Metrics & Losses

Metric¶

Metric is a function which evaluates model's performance given true labels and model predictions for a particular data set.

That makes it an important ingredient in the model training as being a measure of the model's quality. However, metrics as estimators can be sensitive to some effects (e.g. class imbalance) and provide biased or over/underoptimistic results. Additionally, they might not be relevant to a physical problem in mind and to the undestanding of what is a "good" model¹. This in turn can result in suboptimally tuned hyperparameters or in general to suboptimally trained model.

Therefore, it is important to choose metrics wisely, so that they reflect the physical problem to be solved and additionaly don't introduce any biases in the performance estimate. The whole topic of metrics would be too broad to get covered in this section, so please refer to a corresponding documentation of sklearn as it provides an exhaustive list of available metrics with additional materials and can be used as a good starting point.

Examples of HEP-specific metrics

Speaking of those metrics which were developed in the HEP field, the most prominent one is approximate median significance (AMS), firstly introduced in Asymptotic formulae for likelihood-based tests of new physics and then adopted in the HiggsML challenge on Kaggle.

Essentially being an estimate of the expected signal sensitivity and hence being closely related to the final result of analysis, it can also be used not only as a metric but also as a loss function to be directly optimised in the training.

Loss function¶

In fact, metrics and loss functions are very similar to each other: they both give an estimate of how well (or bad) model performs and both used to monitor the quality of the model. So the same comments as in the metrics section apply to loss functions too. However, loss function plays a crucial role because it is additionally used in the training as a functional to be optimised. That makes its choice a handle to explicitly steer the training process towards a more optimal and relevant solution.

Example of things going wrong

It is known that L2 loss (MSE) is sensitive to outliers in data and L1 loss (MAE) on the other hand is robust to them.

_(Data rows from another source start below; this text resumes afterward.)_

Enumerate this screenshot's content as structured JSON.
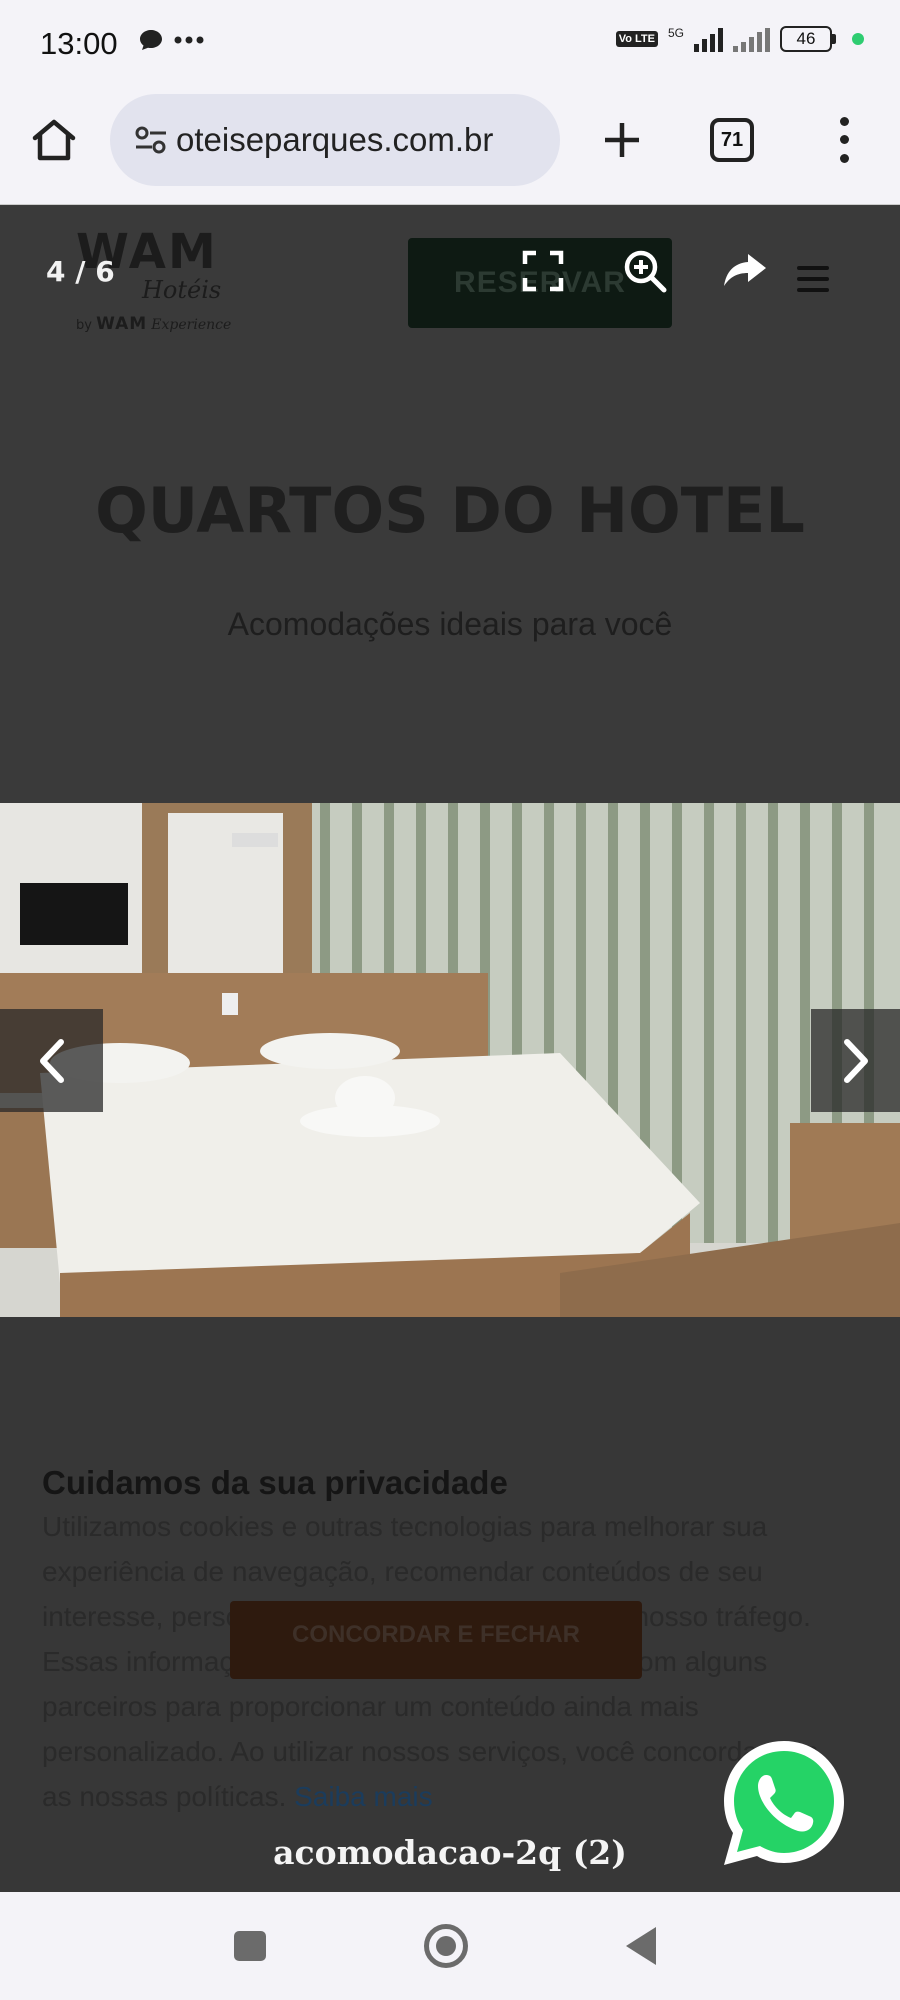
{
  "status_bar": {
    "time": "13:00",
    "network": "5G",
    "volte": "Vo LTE",
    "battery": "46"
  },
  "browser": {
    "url": "oteiseparques.com.br",
    "tab_count": "71"
  },
  "site": {
    "logo_main": "WAM",
    "logo_sub": "Hotéis",
    "logo_by_prefix": "by",
    "logo_by_brand": "WAM",
    "logo_by_suffix": "Experience",
    "reserve_button": "RESERVAR",
    "section_title": "QUARTOS DO HOTEL",
    "section_subtitle": "Acomodações ideais para você"
  },
  "cookie_banner": {
    "title": "Cuidamos da sua privacidade",
    "text": "Utilizamos cookies e outras tecnologias para melhorar sua experiência de navegação, recomendar conteúdos de seu interesse, personalizar publicidade e analisar o nosso tráfego. Essas informações podem ser compartilhadas com alguns parceiros para proporcionar um conteúdo ainda mais personalizado. Ao utilizar nossos serviços, você concorda com as nossas políticas.",
    "link": "Saiba mais",
    "accept_button": "CONCORDAR E FECHAR"
  },
  "lightbox": {
    "counter": "4 / 6",
    "caption": "acomodacao-2q (2)"
  }
}
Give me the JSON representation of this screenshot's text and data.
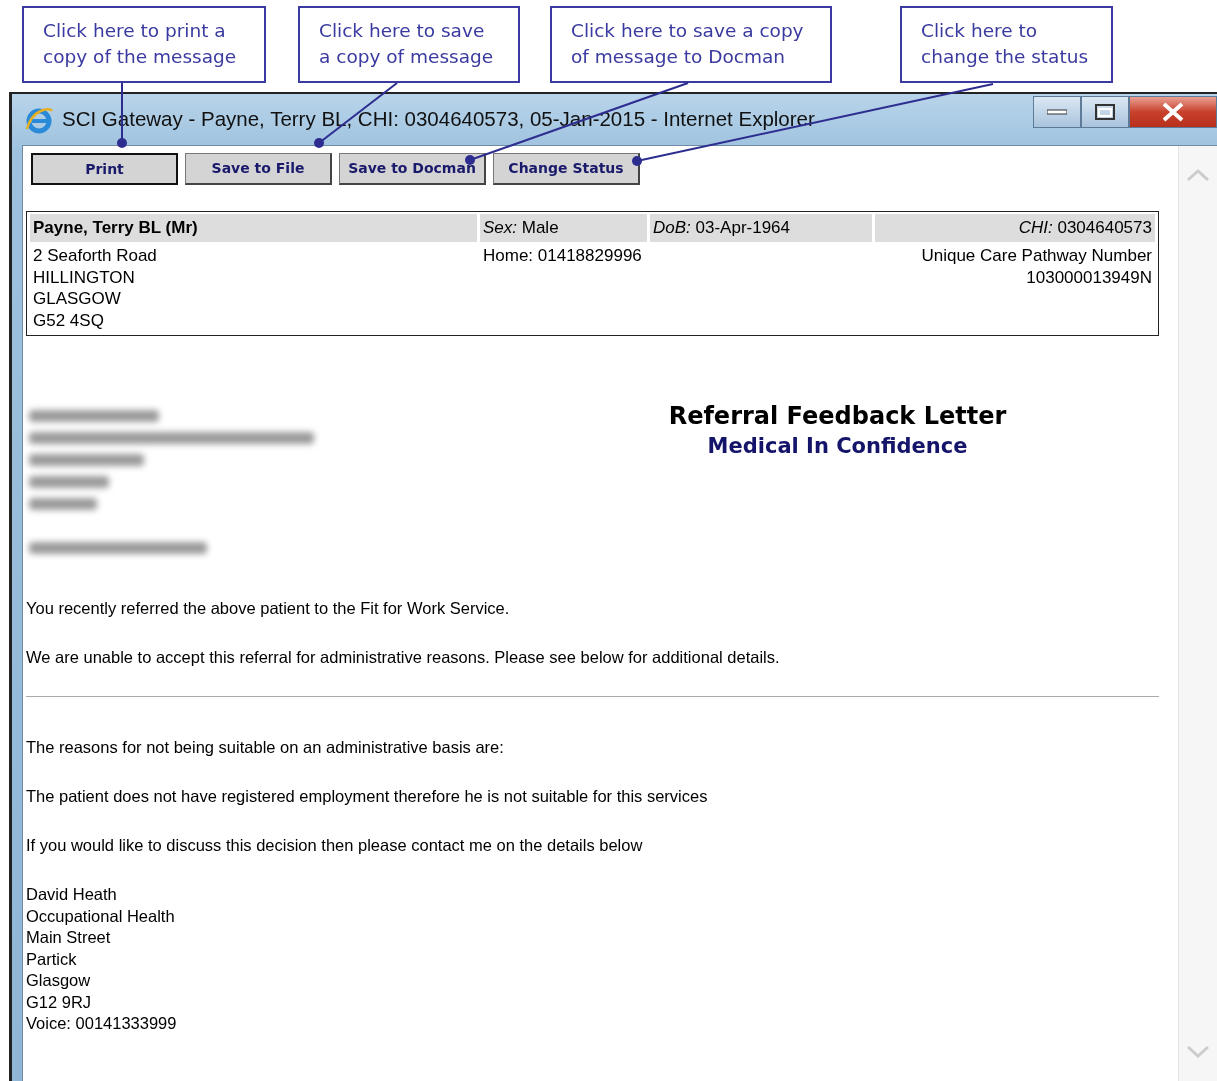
{
  "callouts": [
    {
      "lines": [
        "Click here to print a",
        "copy of the message"
      ]
    },
    {
      "lines": [
        "Click here to save",
        "a copy of message"
      ]
    },
    {
      "lines": [
        "Click here to save a copy",
        "of message to Docman"
      ]
    },
    {
      "lines": [
        "Click here to",
        "change the status"
      ]
    }
  ],
  "window": {
    "title": "SCI Gateway - Payne, Terry BL, CHI: 0304640573, 05-Jan-2015 - Internet Explorer"
  },
  "toolbar": [
    {
      "label": "Print",
      "focused": true
    },
    {
      "label": "Save to File",
      "focused": false
    },
    {
      "label": "Save to Docman",
      "focused": false
    },
    {
      "label": "Change Status",
      "focused": false
    }
  ],
  "patient": {
    "name": "Payne, Terry BL (Mr)",
    "sex": "*Sex:* Male",
    "dob": "*DoB:* 03-Apr-1964",
    "chi": "*CHI:* 0304640573",
    "address": [
      "2 Seaforth Road",
      "HILLINGTON",
      "GLASGOW",
      "G52 4SQ"
    ],
    "home_phone": "Home: 01418829996",
    "ucpn": [
      "Unique Care Pathway Number",
      "103000013949N"
    ]
  },
  "letter": {
    "title": "Referral Feedback Letter",
    "subtitle": "Medical In Confidence",
    "intro": [
      "You recently referred the above patient to the Fit for Work Service.",
      "We are unable to accept this referral for administrative reasons. Please see below for additional details."
    ],
    "details": [
      "The reasons for not being suitable on an administrative basis are:",
      "The patient does not have registered employment therefore he is not suitable for this services",
      "If you would like to discuss this decision then please contact me on the details below"
    ],
    "signature": [
      "David Heath",
      "Occupational Health",
      "Main Street",
      "Partick",
      "Glasgow",
      "G12 9RJ",
      "Voice: 00141333999"
    ]
  }
}
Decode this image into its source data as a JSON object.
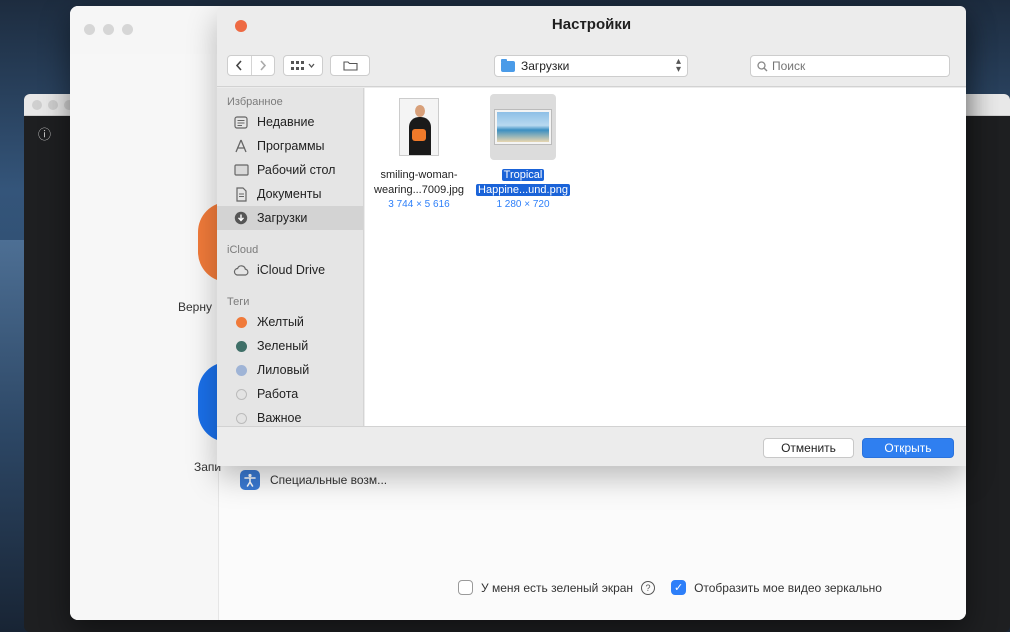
{
  "dialog": {
    "title": "Настройки",
    "location": "Загрузки",
    "search_placeholder": "Поиск",
    "cancel_label": "Отменить",
    "open_label": "Открыть"
  },
  "sidebar": {
    "favorites_header": "Избранное",
    "favorites": [
      {
        "label": "Недавние",
        "icon": "clock-icon"
      },
      {
        "label": "Программы",
        "icon": "apps-icon"
      },
      {
        "label": "Рабочий стол",
        "icon": "desktop-icon"
      },
      {
        "label": "Документы",
        "icon": "document-icon"
      },
      {
        "label": "Загрузки",
        "icon": "download-icon"
      }
    ],
    "icloud_header": "iCloud",
    "icloud": [
      {
        "label": "iCloud Drive",
        "icon": "cloud-icon"
      }
    ],
    "tags_header": "Теги",
    "tags": [
      {
        "label": "Желтый",
        "color": "#f07a3a"
      },
      {
        "label": "Зеленый",
        "color": "#3f6f68"
      },
      {
        "label": "Лиловый",
        "color": "#9fb4d6"
      },
      {
        "label": "Работа",
        "color": "#e3e3e3"
      },
      {
        "label": "Важное",
        "color": "#e3e3e3"
      }
    ]
  },
  "files": [
    {
      "name_line1": "smiling-woman-",
      "name_line2": "wearing...7009.jpg",
      "dims": "3 744 × 5 616",
      "selected": false
    },
    {
      "name_line1": "Tropical",
      "name_line2": "Happine...und.png",
      "dims": "1 280 × 720",
      "selected": true
    }
  ],
  "zoom": {
    "label_return": "Верну",
    "label_record": "Запи",
    "accessibility_label": "Специальные возм...",
    "green_screen_label": "У меня есть зеленый экран",
    "mirror_label": "Отобразить мое видео зеркально"
  },
  "colors": {
    "accent": "#2f7ff0",
    "close_button": "#ee6a43",
    "orange_circle": "#f07a3a",
    "blue_circle": "#1a6fe8"
  }
}
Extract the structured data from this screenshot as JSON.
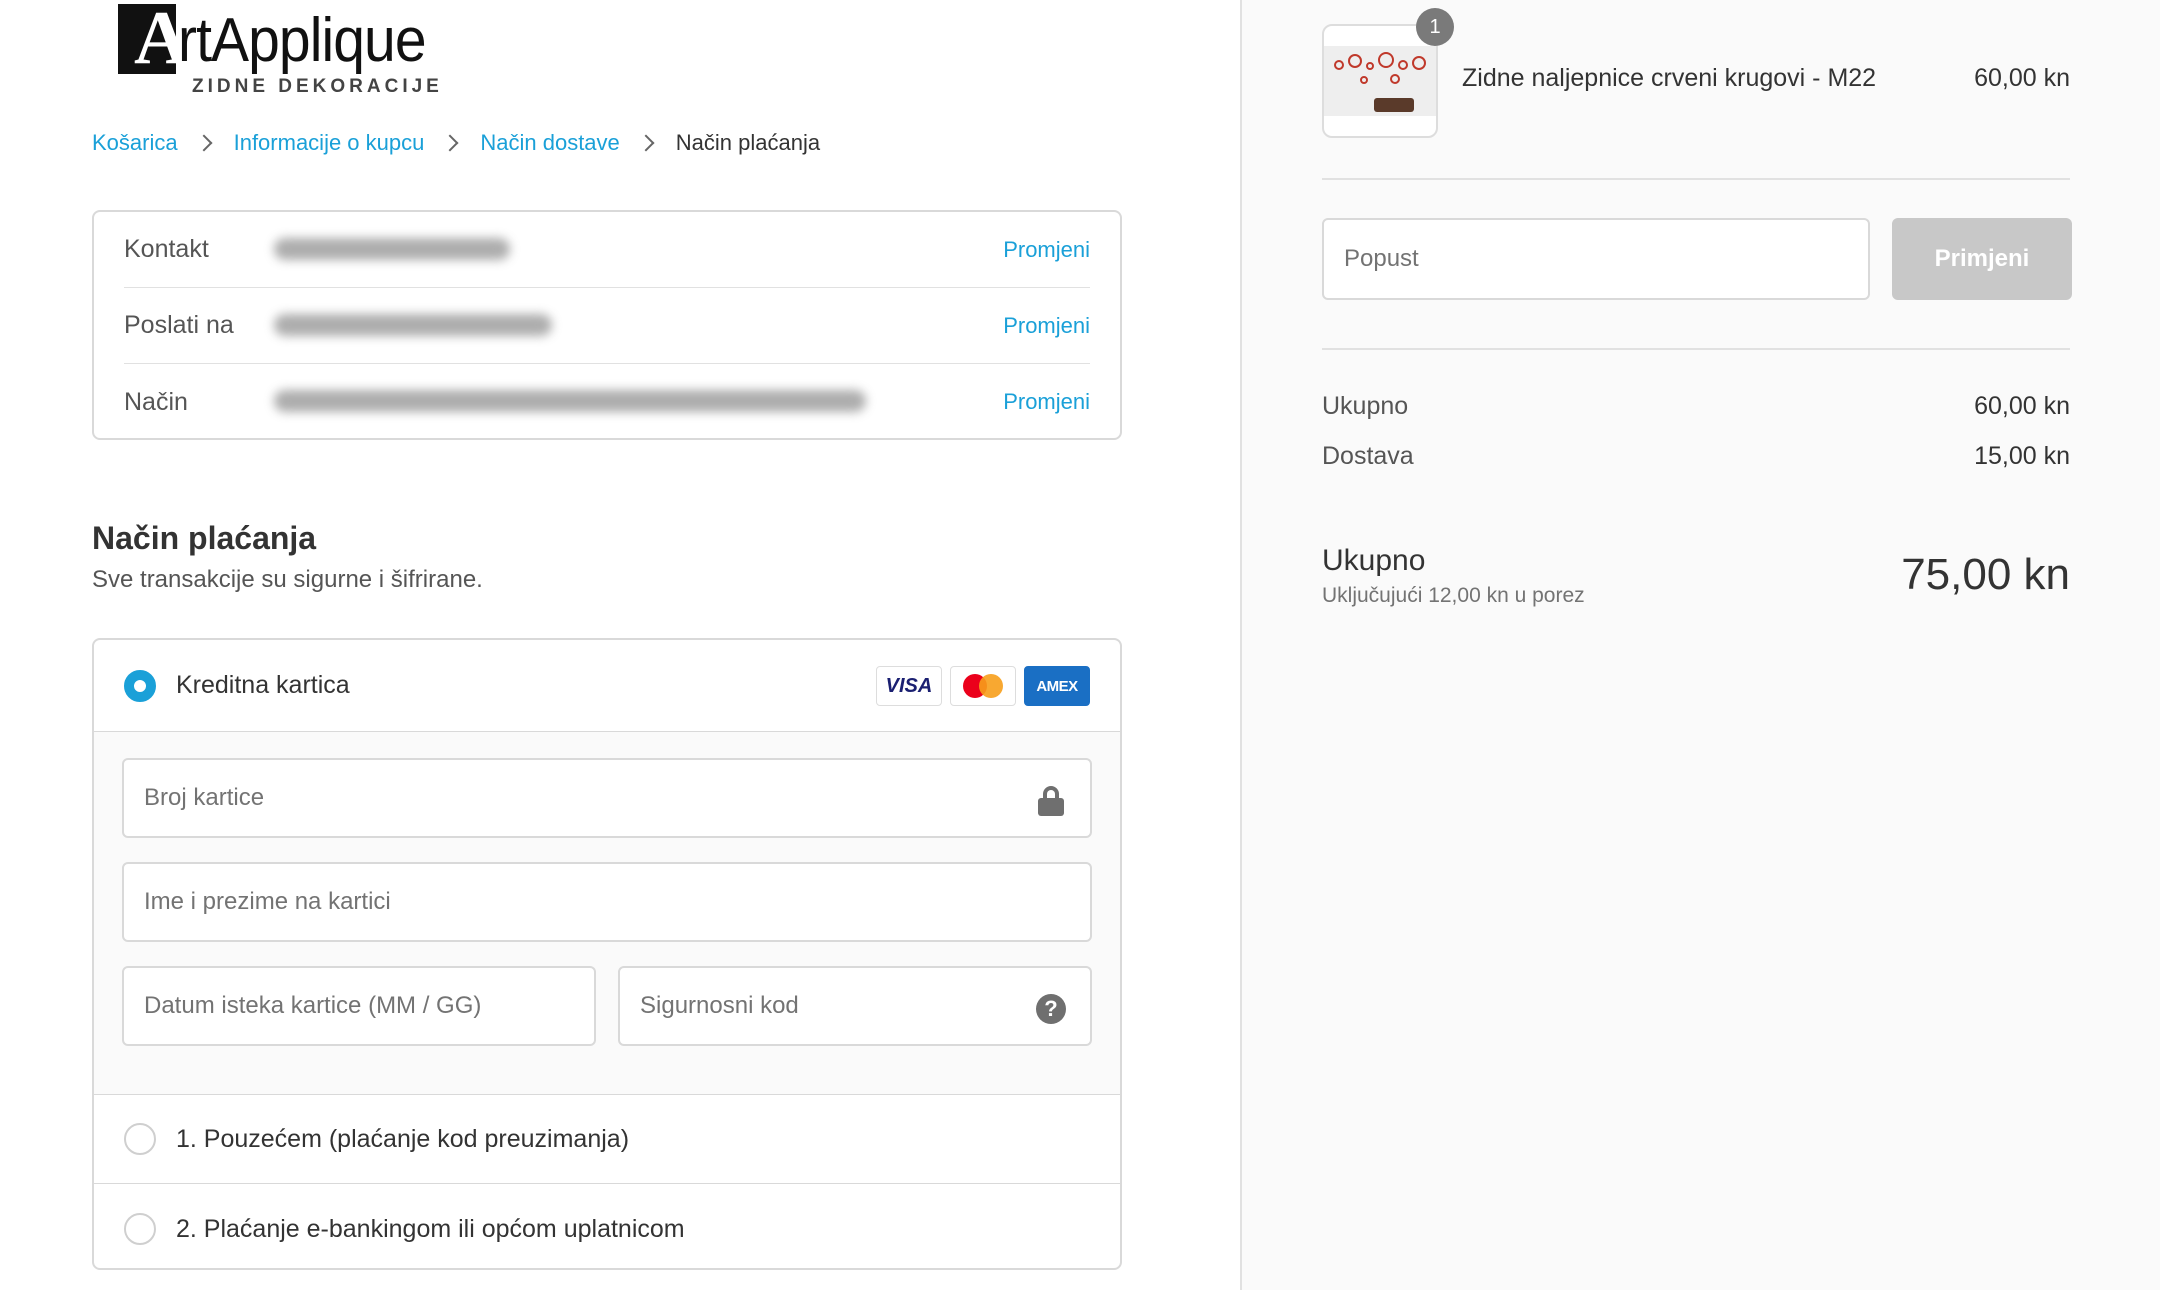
{
  "logo": {
    "letter": "A",
    "word": "rtApplique",
    "tagline": "ZIDNE DEKORACIJE"
  },
  "breadcrumb": {
    "items": [
      "Košarica",
      "Informacije o kupcu",
      "Način dostave"
    ],
    "current": "Način plaćanja"
  },
  "review": {
    "rows": [
      {
        "label": "Kontakt",
        "action": "Promjeni"
      },
      {
        "label": "Poslati na",
        "action": "Promjeni"
      },
      {
        "label": "Način",
        "action": "Promjeni"
      }
    ]
  },
  "payment": {
    "title": "Način plaćanja",
    "subtitle": "Sve transakcije su sigurne i šifrirane.",
    "credit_card": {
      "label": "Kreditna kartica",
      "selected": true,
      "brands": [
        "VISA",
        "MasterCard",
        "AMEX"
      ],
      "fields": {
        "number_placeholder": "Broj kartice",
        "name_placeholder": "Ime i prezime na kartici",
        "expiry_placeholder": "Datum isteka kartice (MM / GG)",
        "cvv_placeholder": "Sigurnosni kod"
      }
    },
    "options": [
      {
        "label": "1. Pouzećem (plaćanje kod preuzimanja)",
        "selected": false
      },
      {
        "label": "2. Plaćanje e-bankingom ili općom uplatnicom",
        "selected": false
      }
    ]
  },
  "summary": {
    "item": {
      "quantity": "1",
      "name": "Zidne naljepnice crveni krugovi - M22",
      "price": "60,00 kn"
    },
    "discount": {
      "placeholder": "Popust",
      "button": "Primjeni"
    },
    "subtotal_label": "Ukupno",
    "subtotal_value": "60,00 kn",
    "shipping_label": "Dostava",
    "shipping_value": "15,00 kn",
    "total_label": "Ukupno",
    "tax_note": "Uključujući 12,00 kn u porez",
    "total_value": "75,00 kn"
  },
  "colors": {
    "accent": "#1aa0d8",
    "button_disabled": "#c8c8c8",
    "sidebar_bg": "#fafafa"
  }
}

Therefore, if outliers were overlooked in the training data set and the model was fitted, it may result in significant bias in its predictions. As an illustration, this toy example compares Huber vs Ridge regressors, where the latter shows a more robust behaviour.

A simple example of that was already mentioned in domains section - namely, one can emphasise specific regions in the phase space by attributing events there a larger weight in the loss function. Intuitively, for the same fraction of mispredicted events in the training data set, the class with a larger attributed weight should bring more penalty to the loss function. This way model should be able to learn to pay more attention to those "upweighted" events².

Examples in HEP beyond classical MSE/MAE/cross entropy

b-jet energy regression, being a part of nonresonant HH to bb gamma gamma analysis, uses Huber and two quantile loss terms for simultaneous prediction of point and dispersion estimators of the target disstribution.
DeepTau, a CMS deployed model for tau identification, uses several focal loss terms to give higher weight to more misclassified cases

However, one can go further than that and consider the training procedure from a larger, statistical inference perspective. From there, one can try to construct a loss function which would directly optimise the end goal of the analysis. INFERNO is an example of such an approach, with a loss function being an expected uncertainty on the parameter of interest. Moreover, one can try also to make the model aware of nuisance parameters which affect the analysis by incorporating those into the training procedure, please see this review for a comprehensive overview of the corresponding methods.

For example, that corresponds to asking oneself a question: "what is more suitable for the purpose of the analysis: F1-score, accuracy, recall or ROC AUC?" ↩
However, these are expectations one may have in theory. In practise, optimisation procedure depends on many variables and can go in different ways. Therefore, the weighting scheme should be studied by running experiments on the case-by-case basis. ↩